It’s been standard clinical practice for some time to aim for a lower blood pressure in diabetic patients with hypertension compared to hypertensive patients with normal glucose metabolism. Like so much in medicine this approach was based on surmise rather than evidence. The thinking went along these lines. Diabetics are at greatly increased risk for adverse cardiovascular events. Hypertension is a major risk factor for these bad outcomes. Therefore the combination of the two is so conducive to stroke, heart disease, and renal disease that blood pressure should be lowered to a level less than that recommended for non-diabetic patients with hypertension.

A recent paper in the New England Journal of medicine put this practice to the test. Effects of Intensive Blood-Pressure Control in Type 2 Diabetes Mellitus presents data from two groups of otherwise identical individuals with type 2 diabetes. In one group systolic blood pressure was lowered to 135 to 140 mm Hg. In the other blood pressure was reduced to about 120.

With the exception of a small but significant reduction in stroke, lowering blood pressure to 120 did not improve out comes. These results are shown in the table below. The authors of this study estimate that if this reduction in stroke is real 89 patients would have to be treated for five years to prevent one stroke.
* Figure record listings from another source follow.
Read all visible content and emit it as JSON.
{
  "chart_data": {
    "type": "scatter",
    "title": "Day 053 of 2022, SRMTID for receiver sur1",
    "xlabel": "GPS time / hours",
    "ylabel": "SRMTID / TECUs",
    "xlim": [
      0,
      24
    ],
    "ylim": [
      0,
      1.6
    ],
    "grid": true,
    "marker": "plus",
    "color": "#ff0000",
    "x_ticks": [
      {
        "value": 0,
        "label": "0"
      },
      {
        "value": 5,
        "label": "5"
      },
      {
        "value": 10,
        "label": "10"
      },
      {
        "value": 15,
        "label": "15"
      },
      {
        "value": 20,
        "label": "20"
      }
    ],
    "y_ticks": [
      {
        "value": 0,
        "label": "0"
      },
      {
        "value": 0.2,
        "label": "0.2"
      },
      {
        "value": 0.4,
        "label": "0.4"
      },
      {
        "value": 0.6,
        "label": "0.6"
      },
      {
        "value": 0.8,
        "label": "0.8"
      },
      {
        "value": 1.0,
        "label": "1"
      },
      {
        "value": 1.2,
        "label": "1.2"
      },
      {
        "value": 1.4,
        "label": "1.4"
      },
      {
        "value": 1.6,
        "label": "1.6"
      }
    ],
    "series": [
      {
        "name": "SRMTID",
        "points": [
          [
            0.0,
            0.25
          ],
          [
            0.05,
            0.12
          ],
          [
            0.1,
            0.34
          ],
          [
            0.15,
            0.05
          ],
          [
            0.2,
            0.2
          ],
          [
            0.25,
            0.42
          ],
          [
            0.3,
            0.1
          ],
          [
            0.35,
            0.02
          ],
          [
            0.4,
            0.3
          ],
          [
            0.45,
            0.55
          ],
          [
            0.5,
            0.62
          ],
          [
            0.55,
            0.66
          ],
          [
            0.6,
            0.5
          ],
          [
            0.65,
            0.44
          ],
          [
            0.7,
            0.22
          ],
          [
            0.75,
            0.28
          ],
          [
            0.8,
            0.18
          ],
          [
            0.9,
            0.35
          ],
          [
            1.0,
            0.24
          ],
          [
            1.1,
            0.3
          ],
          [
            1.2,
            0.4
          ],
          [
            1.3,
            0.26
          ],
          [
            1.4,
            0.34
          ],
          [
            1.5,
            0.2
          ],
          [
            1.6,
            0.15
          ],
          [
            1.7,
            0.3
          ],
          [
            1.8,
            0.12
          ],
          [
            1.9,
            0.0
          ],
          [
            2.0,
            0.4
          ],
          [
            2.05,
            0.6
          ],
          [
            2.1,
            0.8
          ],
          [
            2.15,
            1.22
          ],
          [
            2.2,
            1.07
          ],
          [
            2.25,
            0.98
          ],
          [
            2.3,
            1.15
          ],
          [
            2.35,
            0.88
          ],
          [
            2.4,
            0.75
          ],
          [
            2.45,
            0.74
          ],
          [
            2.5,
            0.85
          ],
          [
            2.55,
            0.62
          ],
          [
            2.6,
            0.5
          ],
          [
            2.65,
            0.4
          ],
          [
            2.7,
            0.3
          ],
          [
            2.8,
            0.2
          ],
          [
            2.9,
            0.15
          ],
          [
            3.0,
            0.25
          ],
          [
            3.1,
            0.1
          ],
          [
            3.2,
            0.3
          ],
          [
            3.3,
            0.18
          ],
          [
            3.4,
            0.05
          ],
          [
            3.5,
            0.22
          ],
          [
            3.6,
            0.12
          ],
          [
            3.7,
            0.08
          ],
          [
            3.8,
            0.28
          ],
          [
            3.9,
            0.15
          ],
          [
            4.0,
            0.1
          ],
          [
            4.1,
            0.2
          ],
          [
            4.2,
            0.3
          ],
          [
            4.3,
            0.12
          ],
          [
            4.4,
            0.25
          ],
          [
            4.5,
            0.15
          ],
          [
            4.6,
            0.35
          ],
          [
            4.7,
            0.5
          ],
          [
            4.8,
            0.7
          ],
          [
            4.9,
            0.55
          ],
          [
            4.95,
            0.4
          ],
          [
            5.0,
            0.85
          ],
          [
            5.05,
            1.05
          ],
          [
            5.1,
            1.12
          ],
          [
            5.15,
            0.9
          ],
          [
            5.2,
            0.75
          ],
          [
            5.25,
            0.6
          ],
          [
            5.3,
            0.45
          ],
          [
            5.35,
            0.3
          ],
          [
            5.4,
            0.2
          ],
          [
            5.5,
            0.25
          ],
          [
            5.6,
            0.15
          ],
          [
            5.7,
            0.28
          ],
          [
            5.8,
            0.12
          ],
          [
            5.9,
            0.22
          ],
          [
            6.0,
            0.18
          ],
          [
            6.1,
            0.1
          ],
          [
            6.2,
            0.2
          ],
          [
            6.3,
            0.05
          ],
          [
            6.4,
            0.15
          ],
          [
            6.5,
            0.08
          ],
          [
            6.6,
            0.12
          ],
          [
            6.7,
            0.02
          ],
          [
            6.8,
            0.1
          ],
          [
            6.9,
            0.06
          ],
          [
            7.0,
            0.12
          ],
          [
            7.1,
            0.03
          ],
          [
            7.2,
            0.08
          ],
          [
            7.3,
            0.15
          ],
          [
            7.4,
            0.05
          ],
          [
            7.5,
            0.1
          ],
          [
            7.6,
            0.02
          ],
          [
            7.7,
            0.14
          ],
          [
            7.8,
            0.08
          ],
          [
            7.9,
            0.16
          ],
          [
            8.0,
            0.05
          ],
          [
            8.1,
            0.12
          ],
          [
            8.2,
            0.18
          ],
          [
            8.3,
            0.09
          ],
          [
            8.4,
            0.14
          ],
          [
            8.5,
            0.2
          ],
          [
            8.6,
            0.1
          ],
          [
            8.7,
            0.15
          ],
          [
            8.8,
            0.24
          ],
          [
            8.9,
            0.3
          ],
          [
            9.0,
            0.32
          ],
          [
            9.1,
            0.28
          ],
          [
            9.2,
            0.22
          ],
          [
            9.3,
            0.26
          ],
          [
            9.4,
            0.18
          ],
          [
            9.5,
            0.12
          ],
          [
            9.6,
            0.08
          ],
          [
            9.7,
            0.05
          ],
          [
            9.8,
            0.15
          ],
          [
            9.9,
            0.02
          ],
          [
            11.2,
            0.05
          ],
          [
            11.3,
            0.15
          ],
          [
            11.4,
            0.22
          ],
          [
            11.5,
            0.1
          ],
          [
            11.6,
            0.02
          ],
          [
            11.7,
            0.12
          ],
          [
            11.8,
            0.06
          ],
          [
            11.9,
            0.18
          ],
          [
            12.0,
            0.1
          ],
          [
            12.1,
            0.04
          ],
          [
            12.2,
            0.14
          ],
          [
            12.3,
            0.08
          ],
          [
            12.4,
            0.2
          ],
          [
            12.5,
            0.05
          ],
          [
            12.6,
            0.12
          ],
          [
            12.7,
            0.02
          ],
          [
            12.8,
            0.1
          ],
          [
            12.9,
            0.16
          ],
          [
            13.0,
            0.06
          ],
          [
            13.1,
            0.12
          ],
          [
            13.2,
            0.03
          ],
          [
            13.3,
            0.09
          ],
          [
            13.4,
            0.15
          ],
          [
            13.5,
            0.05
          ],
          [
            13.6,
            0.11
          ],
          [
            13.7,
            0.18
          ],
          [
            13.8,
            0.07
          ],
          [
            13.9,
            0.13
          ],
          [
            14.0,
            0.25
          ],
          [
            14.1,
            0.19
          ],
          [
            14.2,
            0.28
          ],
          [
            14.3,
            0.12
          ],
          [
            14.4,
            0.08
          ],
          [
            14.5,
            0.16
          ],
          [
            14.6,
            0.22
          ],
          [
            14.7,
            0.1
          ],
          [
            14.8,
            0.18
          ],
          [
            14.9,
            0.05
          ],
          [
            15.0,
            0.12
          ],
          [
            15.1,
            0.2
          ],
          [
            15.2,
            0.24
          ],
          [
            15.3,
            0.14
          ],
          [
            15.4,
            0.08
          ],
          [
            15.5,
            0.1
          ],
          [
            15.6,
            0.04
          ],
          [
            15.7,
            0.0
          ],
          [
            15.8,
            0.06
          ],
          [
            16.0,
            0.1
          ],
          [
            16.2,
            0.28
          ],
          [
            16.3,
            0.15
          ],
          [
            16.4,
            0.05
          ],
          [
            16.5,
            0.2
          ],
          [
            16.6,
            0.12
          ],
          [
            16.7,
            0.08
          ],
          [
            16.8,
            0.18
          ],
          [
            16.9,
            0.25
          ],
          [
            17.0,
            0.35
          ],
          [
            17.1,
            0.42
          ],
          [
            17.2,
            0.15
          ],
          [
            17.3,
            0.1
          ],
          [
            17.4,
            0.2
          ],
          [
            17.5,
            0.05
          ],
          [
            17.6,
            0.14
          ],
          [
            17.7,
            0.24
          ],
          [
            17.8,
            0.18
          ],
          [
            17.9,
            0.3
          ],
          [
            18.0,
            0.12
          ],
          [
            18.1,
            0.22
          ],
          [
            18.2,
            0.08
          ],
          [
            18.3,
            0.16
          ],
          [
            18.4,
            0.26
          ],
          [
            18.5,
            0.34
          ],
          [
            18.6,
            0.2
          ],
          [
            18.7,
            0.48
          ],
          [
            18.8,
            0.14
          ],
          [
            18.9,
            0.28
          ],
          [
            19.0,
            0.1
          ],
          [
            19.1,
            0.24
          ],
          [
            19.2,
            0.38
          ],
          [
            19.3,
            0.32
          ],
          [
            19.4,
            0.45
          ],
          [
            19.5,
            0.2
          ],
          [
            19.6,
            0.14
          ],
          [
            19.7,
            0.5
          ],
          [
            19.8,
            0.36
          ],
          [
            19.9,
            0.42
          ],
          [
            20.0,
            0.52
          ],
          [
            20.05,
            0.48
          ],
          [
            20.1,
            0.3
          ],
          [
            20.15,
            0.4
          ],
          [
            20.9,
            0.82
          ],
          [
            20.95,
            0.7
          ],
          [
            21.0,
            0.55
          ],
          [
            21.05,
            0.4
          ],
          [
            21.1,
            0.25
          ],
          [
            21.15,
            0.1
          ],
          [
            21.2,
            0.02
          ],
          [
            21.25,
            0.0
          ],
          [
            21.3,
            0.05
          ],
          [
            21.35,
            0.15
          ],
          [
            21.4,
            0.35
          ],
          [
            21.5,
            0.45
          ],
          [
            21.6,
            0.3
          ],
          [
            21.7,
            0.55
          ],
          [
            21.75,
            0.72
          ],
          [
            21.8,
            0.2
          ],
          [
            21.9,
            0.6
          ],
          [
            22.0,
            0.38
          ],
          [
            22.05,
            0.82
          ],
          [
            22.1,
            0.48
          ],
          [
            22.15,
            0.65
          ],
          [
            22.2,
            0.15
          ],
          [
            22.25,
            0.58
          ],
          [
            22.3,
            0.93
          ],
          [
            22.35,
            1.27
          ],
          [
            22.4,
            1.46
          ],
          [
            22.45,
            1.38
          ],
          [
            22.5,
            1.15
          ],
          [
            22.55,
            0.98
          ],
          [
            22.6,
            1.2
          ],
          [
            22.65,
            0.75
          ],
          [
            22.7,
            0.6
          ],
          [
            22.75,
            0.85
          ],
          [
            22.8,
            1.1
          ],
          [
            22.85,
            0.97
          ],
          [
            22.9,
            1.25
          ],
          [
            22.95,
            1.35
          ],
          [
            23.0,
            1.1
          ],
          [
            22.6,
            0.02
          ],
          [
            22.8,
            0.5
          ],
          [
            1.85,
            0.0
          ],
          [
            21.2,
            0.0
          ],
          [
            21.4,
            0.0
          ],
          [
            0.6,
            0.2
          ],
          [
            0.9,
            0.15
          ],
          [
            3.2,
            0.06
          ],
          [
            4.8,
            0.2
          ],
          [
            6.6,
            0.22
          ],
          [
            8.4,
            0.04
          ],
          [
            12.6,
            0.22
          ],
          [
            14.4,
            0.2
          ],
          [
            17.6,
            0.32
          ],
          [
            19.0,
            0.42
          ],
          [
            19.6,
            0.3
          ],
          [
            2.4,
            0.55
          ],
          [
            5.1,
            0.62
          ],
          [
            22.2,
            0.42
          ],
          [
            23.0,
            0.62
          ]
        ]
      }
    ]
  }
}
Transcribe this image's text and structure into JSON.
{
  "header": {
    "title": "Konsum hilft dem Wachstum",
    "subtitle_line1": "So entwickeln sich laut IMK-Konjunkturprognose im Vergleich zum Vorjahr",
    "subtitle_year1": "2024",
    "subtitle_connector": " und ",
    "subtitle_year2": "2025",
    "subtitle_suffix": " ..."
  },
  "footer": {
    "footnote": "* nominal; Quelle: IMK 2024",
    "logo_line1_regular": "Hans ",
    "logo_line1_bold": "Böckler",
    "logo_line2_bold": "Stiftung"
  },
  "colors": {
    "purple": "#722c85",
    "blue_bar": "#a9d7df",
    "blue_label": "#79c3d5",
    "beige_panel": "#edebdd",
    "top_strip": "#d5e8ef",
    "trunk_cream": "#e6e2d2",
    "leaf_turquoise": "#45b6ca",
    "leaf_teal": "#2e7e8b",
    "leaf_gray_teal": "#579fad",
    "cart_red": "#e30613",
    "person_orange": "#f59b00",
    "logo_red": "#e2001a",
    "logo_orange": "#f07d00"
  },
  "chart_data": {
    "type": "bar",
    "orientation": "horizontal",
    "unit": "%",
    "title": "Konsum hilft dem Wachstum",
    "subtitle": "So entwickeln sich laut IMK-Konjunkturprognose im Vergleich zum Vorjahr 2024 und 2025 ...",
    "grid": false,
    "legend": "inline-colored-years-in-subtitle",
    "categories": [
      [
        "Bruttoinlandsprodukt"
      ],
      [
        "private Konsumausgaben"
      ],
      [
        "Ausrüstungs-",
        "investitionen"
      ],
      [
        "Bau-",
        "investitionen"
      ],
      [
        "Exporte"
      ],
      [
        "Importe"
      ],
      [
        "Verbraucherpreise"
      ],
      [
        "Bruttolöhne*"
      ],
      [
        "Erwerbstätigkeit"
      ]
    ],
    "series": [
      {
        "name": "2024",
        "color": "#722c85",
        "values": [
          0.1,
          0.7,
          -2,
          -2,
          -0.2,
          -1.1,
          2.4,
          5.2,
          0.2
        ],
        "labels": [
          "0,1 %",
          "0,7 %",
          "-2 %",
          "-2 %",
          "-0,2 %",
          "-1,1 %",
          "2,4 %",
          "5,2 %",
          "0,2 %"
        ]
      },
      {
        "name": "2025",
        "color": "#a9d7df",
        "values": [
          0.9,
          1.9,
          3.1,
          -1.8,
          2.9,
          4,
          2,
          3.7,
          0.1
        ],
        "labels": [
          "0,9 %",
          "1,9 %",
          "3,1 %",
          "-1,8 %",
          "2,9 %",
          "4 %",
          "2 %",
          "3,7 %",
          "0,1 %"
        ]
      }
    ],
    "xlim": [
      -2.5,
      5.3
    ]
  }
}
Not surprisingly, the patients with the lower blood pressures had a greater incidence of side effects attributable to the greater dose of anti-hypertensive medication required to achieve a lower blood pressure. These included hypotension, syncope, and hyperkalemia.

This is just one study, but it likely indicates that lowering blood pressure below 140 combined with optimal care of the diabetic patient is probably the best course. Any further gain in outcome in these patients due to vigorous anti-hypertensive therapy is probably canceled by the increase in side effects that are inevitable when blood pressure is lowered to 120.